Another story has the robin, feeling Christ’s agony on Good Friday, swooping down to pull a thorn out of his brow.  Either some of Christ’s blood fell on the bird’s breast, or the bird was wounded.  Either way, the robin was blessed for the act of heroism. (Cathy S. Mosley)

Those stories got started no doubt because some child asked, “How did the robin get its redbreast?”  And the child received a Christianized answer, one that encouraged the child to look around at creation and see God all day.  

One day I noticed two baby robins fresh out of the nest, standing below our crucifix outside of church.  The birds were positioned on each side of the crucifix, under its shade, waiting for their mother to swoop down and feed them.  It reminded me of the image given in Psalm 42, where two deer on each side of the cross drink from the life-giving stream that flows from it.

We can find God in creation, and we can see something Christ-like in the man of faith, Joyce Kilmer, a man who found faith in looking at trees and little hands.  It’s interesting: Christ volunteered for the most dangerous of missions in ransoming mankind.  People were in awe of His cool and calm demeanor in the worst possible situation on Good Friday.  And Christ was killed at the top of a hill, aged 33.  For this we revere and adore Christ.  We worship Him. 

We don’t worship trees like the pagans.  We don’t argue that trees should be granted personhood status, like some fools are doing today.  We understand that trees, like all creation, are contingent on their Creator.

And so, my friends, understand: Only God can make a tree.  And only God can raise you from the dead.  That gives meaning to your short life on earth.  It gives rhyme and reason to your existence.  You die with Christ, you rise with Christ.  Isn’t that poetic?  

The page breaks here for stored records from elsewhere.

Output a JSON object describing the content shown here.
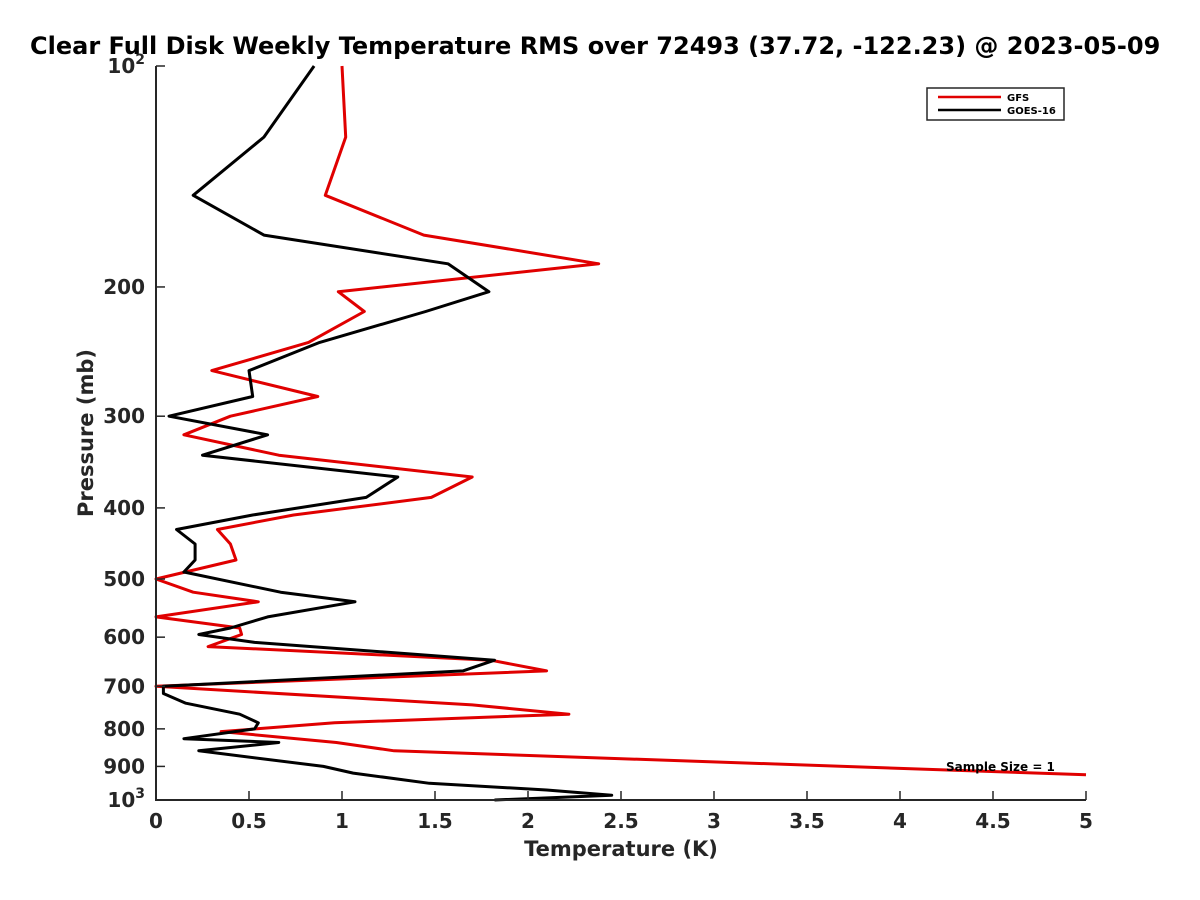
{
  "chart_data": {
    "type": "line",
    "title": "Clear Full Disk Weekly Temperature RMS over 72493 (37.72, -122.23) @ 2023-05-09",
    "xlabel": "Temperature (K)",
    "ylabel": "Pressure (mb)",
    "xlim": [
      0,
      5
    ],
    "ylim": [
      100,
      1000
    ],
    "yscale": "log",
    "y_reversed": true,
    "x_ticks": [
      0,
      0.5,
      1,
      1.5,
      2,
      2.5,
      3,
      3.5,
      4,
      4.5,
      5
    ],
    "x_tick_labels": [
      "0",
      "0.5",
      "1",
      "1.5",
      "2",
      "2.5",
      "3",
      "3.5",
      "4",
      "4.5",
      "5"
    ],
    "y_ticks": [
      {
        "value": 100,
        "base": "10",
        "exp": "2"
      },
      {
        "value": 200,
        "label": "200"
      },
      {
        "value": 300,
        "label": "300"
      },
      {
        "value": 400,
        "label": "400"
      },
      {
        "value": 500,
        "label": "500"
      },
      {
        "value": 600,
        "label": "600"
      },
      {
        "value": 700,
        "label": "700"
      },
      {
        "value": 800,
        "label": "800"
      },
      {
        "value": 900,
        "label": "900"
      },
      {
        "value": 1000,
        "base": "10",
        "exp": "3"
      }
    ],
    "grid": false,
    "legend_position": "top-right",
    "annotation": "Sample Size = 1",
    "series": [
      {
        "name": "GFS",
        "color": "#e00000",
        "points": [
          [
            1.0,
            100
          ],
          [
            1.02,
            125
          ],
          [
            0.91,
            150
          ],
          [
            1.44,
            170
          ],
          [
            2.38,
            186
          ],
          [
            0.98,
            203
          ],
          [
            1.12,
            216
          ],
          [
            0.82,
            238
          ],
          [
            0.3,
            260
          ],
          [
            0.87,
            282
          ],
          [
            0.4,
            300
          ],
          [
            0.15,
            318
          ],
          [
            0.66,
            339
          ],
          [
            1.7,
            363
          ],
          [
            1.48,
            387
          ],
          [
            0.74,
            409
          ],
          [
            0.33,
            428
          ],
          [
            0.4,
            448
          ],
          [
            0.43,
            471
          ],
          [
            0.0,
            500
          ],
          [
            0.2,
            521
          ],
          [
            0.55,
            537
          ],
          [
            0.0,
            563
          ],
          [
            0.45,
            583
          ],
          [
            0.46,
            595
          ],
          [
            0.28,
            618
          ],
          [
            1.8,
            645
          ],
          [
            2.1,
            667
          ],
          [
            0.0,
            700
          ],
          [
            1.7,
            742
          ],
          [
            2.22,
            764
          ],
          [
            0.96,
            785
          ],
          [
            0.35,
            807
          ],
          [
            0.97,
            835
          ],
          [
            1.28,
            857
          ],
          [
            5.0,
            924
          ]
        ]
      },
      {
        "name": "GOES-16",
        "color": "#000000",
        "points": [
          [
            0.85,
            100
          ],
          [
            0.58,
            125
          ],
          [
            0.2,
            150
          ],
          [
            0.58,
            170
          ],
          [
            1.57,
            186
          ],
          [
            1.79,
            203
          ],
          [
            1.45,
            216
          ],
          [
            0.88,
            238
          ],
          [
            0.5,
            260
          ],
          [
            0.52,
            282
          ],
          [
            0.07,
            300
          ],
          [
            0.6,
            318
          ],
          [
            0.25,
            339
          ],
          [
            1.3,
            363
          ],
          [
            1.13,
            387
          ],
          [
            0.52,
            409
          ],
          [
            0.11,
            428
          ],
          [
            0.21,
            448
          ],
          [
            0.21,
            471
          ],
          [
            0.15,
            489
          ],
          [
            0.67,
            521
          ],
          [
            1.07,
            537
          ],
          [
            0.6,
            563
          ],
          [
            0.4,
            583
          ],
          [
            0.23,
            595
          ],
          [
            0.53,
            610
          ],
          [
            1.82,
            645
          ],
          [
            1.65,
            667
          ],
          [
            0.04,
            700
          ],
          [
            0.04,
            716
          ],
          [
            0.16,
            738
          ],
          [
            0.45,
            764
          ],
          [
            0.55,
            785
          ],
          [
            0.53,
            800
          ],
          [
            0.15,
            825
          ],
          [
            0.66,
            835
          ],
          [
            0.23,
            857
          ],
          [
            0.9,
            900
          ],
          [
            1.06,
            919
          ],
          [
            1.47,
            949
          ],
          [
            2.1,
            969
          ],
          [
            2.45,
            985
          ],
          [
            1.82,
            1000
          ]
        ]
      }
    ]
  }
}
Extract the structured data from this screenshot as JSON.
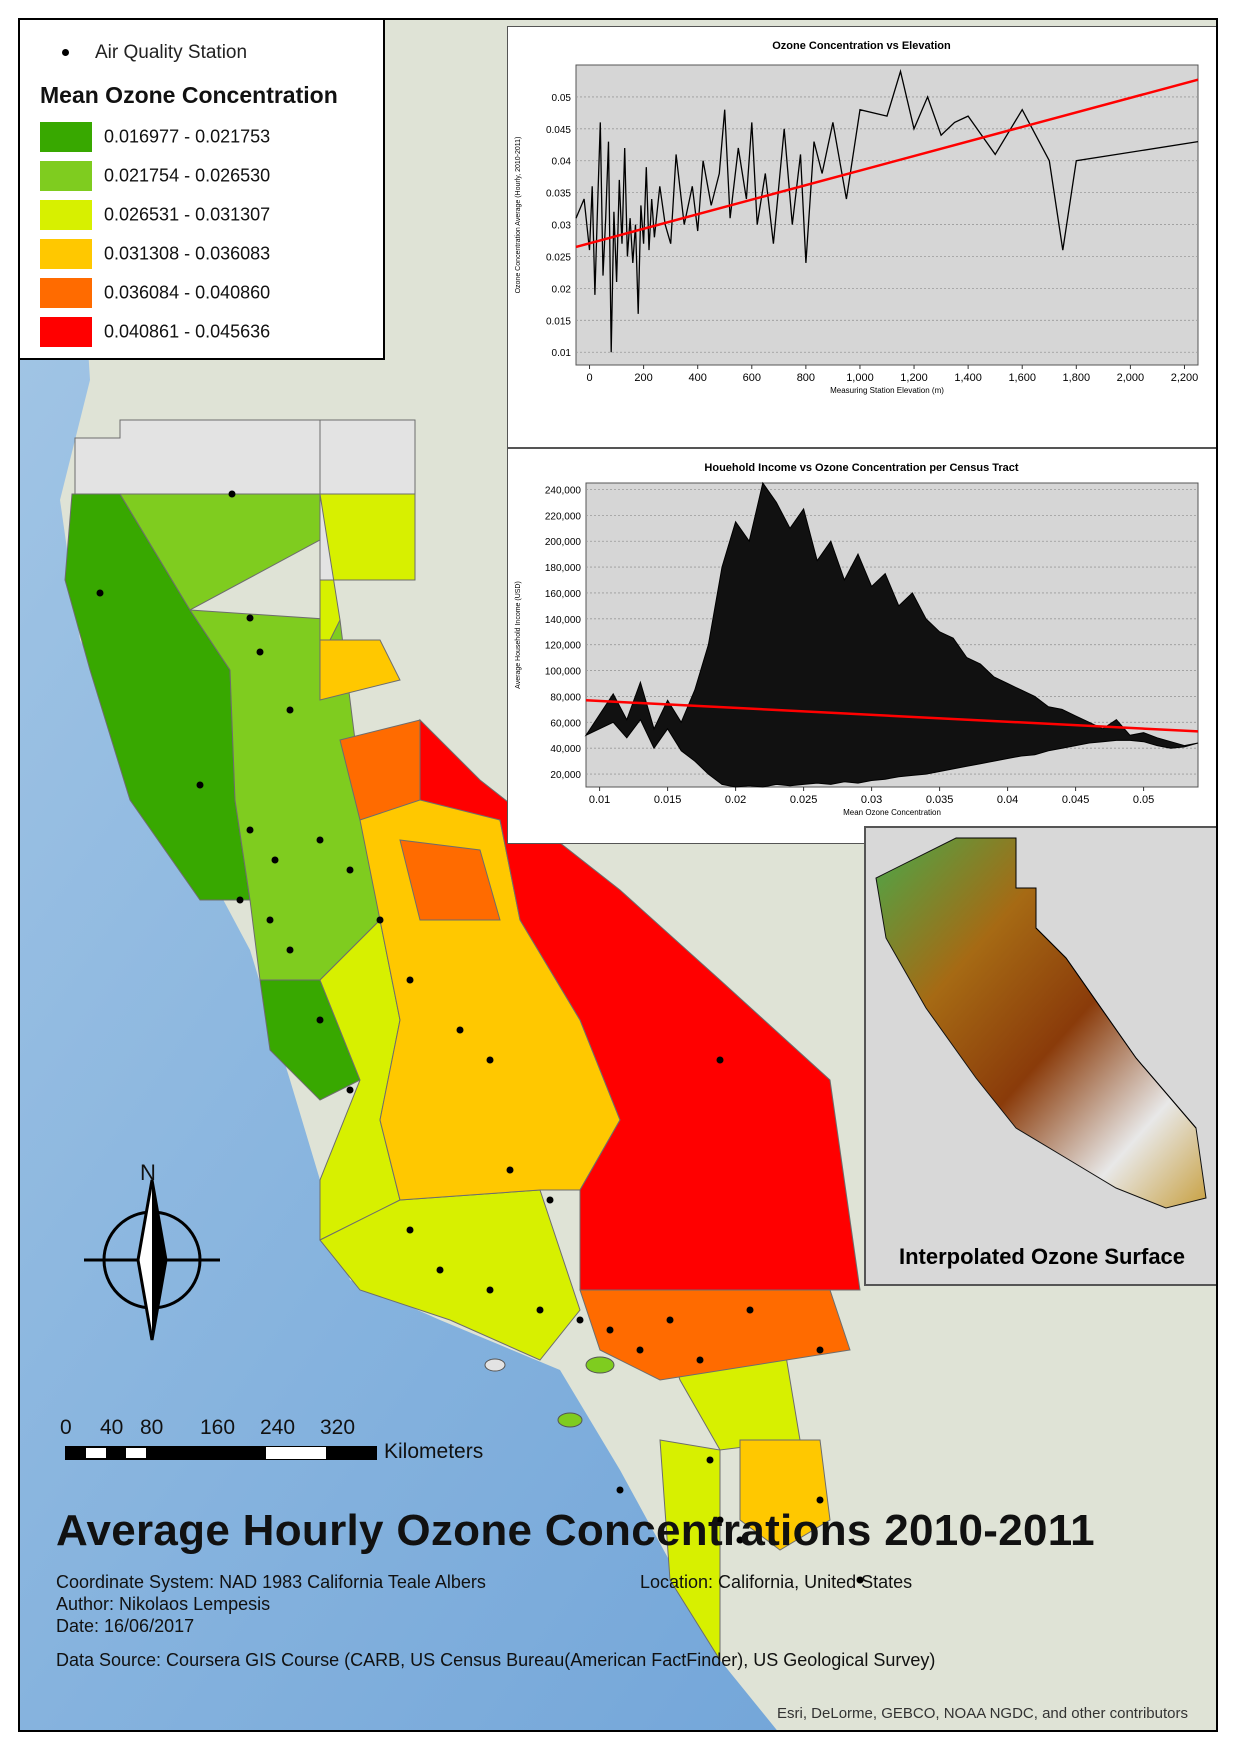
{
  "map": {
    "title": "Average Hourly Ozone Concentrations 2010-2011",
    "coordinate_system": "Coordinate System: NAD 1983 California Teale Albers",
    "location": "Location: California, United States",
    "author": "Author: Nikolaos Lempesis",
    "date": "Date: 16/06/2017",
    "data_source": "Data Source: Coursera GIS Course (CARB, US Census Bureau(American FactFinder), US Geological Survey)",
    "credits": "Esri, DeLorme, GEBCO, NOAA NGDC, and other contributors",
    "north_label": "N"
  },
  "legend": {
    "station_label": "Air Quality Station",
    "title": "Mean Ozone Concentration",
    "classes": [
      {
        "label": "0.016977 - 0.021753",
        "color": "#38a800"
      },
      {
        "label": "0.021754 - 0.026530",
        "color": "#7fcc1f"
      },
      {
        "label": "0.026531 - 0.031307",
        "color": "#d7f000"
      },
      {
        "label": "0.031308 - 0.036083",
        "color": "#ffc800"
      },
      {
        "label": "0.036084 - 0.040860",
        "color": "#ff6b00"
      },
      {
        "label": "0.040861 - 0.045636",
        "color": "#ff0000"
      }
    ]
  },
  "scale_bar": {
    "ticks": [
      "0",
      "40",
      "80",
      "160",
      "240",
      "320"
    ],
    "unit": "Kilometers"
  },
  "inset": {
    "caption": "Interpolated Ozone Surface"
  },
  "chart_data": [
    {
      "type": "line",
      "title": "Ozone Concentration vs Elevation",
      "xlabel": "Measuring Station Elevation (m)",
      "ylabel": "Ozone Concentration Average (Hourly, 2010-2011)",
      "xlim": [
        -50,
        2250
      ],
      "ylim": [
        0.008,
        0.055
      ],
      "x_ticks": [
        "0",
        "200",
        "400",
        "600",
        "800",
        "1,000",
        "1,200",
        "1,400",
        "1,600",
        "1,800",
        "2,000",
        "2,200"
      ],
      "y_ticks": [
        "0.01",
        "0.015",
        "0.02",
        "0.025",
        "0.03",
        "0.035",
        "0.04",
        "0.045",
        "0.05"
      ],
      "series": [
        {
          "name": "Ozone",
          "color": "#000000",
          "x": [
            -50,
            -20,
            0,
            10,
            20,
            30,
            40,
            50,
            60,
            70,
            80,
            90,
            100,
            110,
            120,
            130,
            140,
            150,
            160,
            170,
            180,
            190,
            200,
            210,
            220,
            230,
            240,
            260,
            280,
            300,
            320,
            350,
            380,
            400,
            420,
            450,
            480,
            500,
            520,
            550,
            580,
            600,
            620,
            650,
            680,
            700,
            720,
            750,
            780,
            800,
            830,
            860,
            900,
            950,
            1000,
            1100,
            1150,
            1200,
            1250,
            1300,
            1350,
            1400,
            1500,
            1600,
            1700,
            1750,
            1800,
            1950,
            2250
          ],
          "y": [
            0.031,
            0.034,
            0.026,
            0.036,
            0.019,
            0.033,
            0.046,
            0.022,
            0.031,
            0.043,
            0.01,
            0.032,
            0.021,
            0.037,
            0.027,
            0.042,
            0.025,
            0.031,
            0.024,
            0.03,
            0.016,
            0.033,
            0.027,
            0.039,
            0.026,
            0.034,
            0.028,
            0.036,
            0.03,
            0.027,
            0.041,
            0.03,
            0.036,
            0.029,
            0.04,
            0.033,
            0.038,
            0.048,
            0.031,
            0.042,
            0.034,
            0.046,
            0.03,
            0.038,
            0.027,
            0.036,
            0.045,
            0.03,
            0.041,
            0.024,
            0.043,
            0.038,
            0.046,
            0.034,
            0.048,
            0.047,
            0.054,
            0.045,
            0.05,
            0.044,
            0.046,
            0.047,
            0.041,
            0.048,
            0.04,
            0.026,
            0.04,
            0.041,
            0.043
          ]
        },
        {
          "name": "Trend",
          "color": "#ff0000",
          "x": [
            -50,
            2250
          ],
          "y": [
            0.0265,
            0.0527
          ]
        }
      ]
    },
    {
      "type": "line",
      "title": "Houehold Income vs Ozone Concentration per Census Tract",
      "xlabel": "Mean Ozone Concentration",
      "ylabel": "Average Household Income (USD)",
      "xlim": [
        0.009,
        0.054
      ],
      "ylim": [
        10000,
        245000
      ],
      "x_ticks": [
        "0.01",
        "0.015",
        "0.02",
        "0.025",
        "0.03",
        "0.035",
        "0.04",
        "0.045",
        "0.05"
      ],
      "y_ticks": [
        "20,000",
        "40,000",
        "60,000",
        "80,000",
        "100,000",
        "120,000",
        "140,000",
        "160,000",
        "180,000",
        "200,000",
        "220,000",
        "240,000"
      ],
      "series": [
        {
          "name": "Income",
          "color": "#000000",
          "x": [
            0.009,
            0.011,
            0.012,
            0.013,
            0.014,
            0.015,
            0.016,
            0.017,
            0.018,
            0.019,
            0.02,
            0.021,
            0.022,
            0.023,
            0.024,
            0.025,
            0.026,
            0.027,
            0.028,
            0.029,
            0.03,
            0.031,
            0.032,
            0.033,
            0.034,
            0.035,
            0.036,
            0.037,
            0.038,
            0.039,
            0.04,
            0.041,
            0.042,
            0.043,
            0.044,
            0.045,
            0.046,
            0.047,
            0.048,
            0.049,
            0.05,
            0.051,
            0.052,
            0.053,
            0.054
          ],
          "y": [
            50000,
            82000,
            62000,
            91000,
            55000,
            77000,
            60000,
            85000,
            120000,
            180000,
            215000,
            200000,
            245000,
            230000,
            210000,
            225000,
            185000,
            200000,
            170000,
            190000,
            165000,
            175000,
            150000,
            160000,
            140000,
            130000,
            125000,
            110000,
            105000,
            95000,
            90000,
            85000,
            80000,
            72000,
            70000,
            65000,
            60000,
            55000,
            62000,
            50000,
            52000,
            48000,
            45000,
            42000,
            44000
          ],
          "y_low": [
            50000,
            60000,
            48000,
            62000,
            40000,
            55000,
            38000,
            30000,
            20000,
            12000,
            10000,
            11000,
            10000,
            12000,
            11000,
            12000,
            13000,
            12000,
            14000,
            13000,
            15000,
            16000,
            18000,
            19000,
            20000,
            22000,
            24000,
            26000,
            28000,
            30000,
            32000,
            34000,
            35000,
            38000,
            40000,
            42000,
            44000,
            45000,
            46000,
            46000,
            45000,
            42000,
            40000,
            41000,
            44000
          ]
        },
        {
          "name": "Trend",
          "color": "#ff0000",
          "x": [
            0.009,
            0.054
          ],
          "y": [
            77000,
            53000
          ]
        }
      ]
    }
  ]
}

Only God can make a tree.  And only God can turn bread and wine into His Body and Blood.  At Holy Mass we kneel under the shade of the Tree of Life and wait for Christ to swoop down and feed us.  And in eating His Body and Blood we are drawn up from earth to heaven.  

Do you want faith?  Then pray for it.  Pray for the truth in a world that laughs it off as too traditional and archaic.  Know that your life is a poem made by God.  How will your poem end?  

Pray to believe in the Holy Eucharist, the True Food that puts life in you.  The Eucharist gives you the strength to carry your cross, to keep a cool and calm demeanor in the worst possible situations.  The Eucharist will give you the eyes to look at God all day.  And when He raises you from the dead, you will look upon Him forever.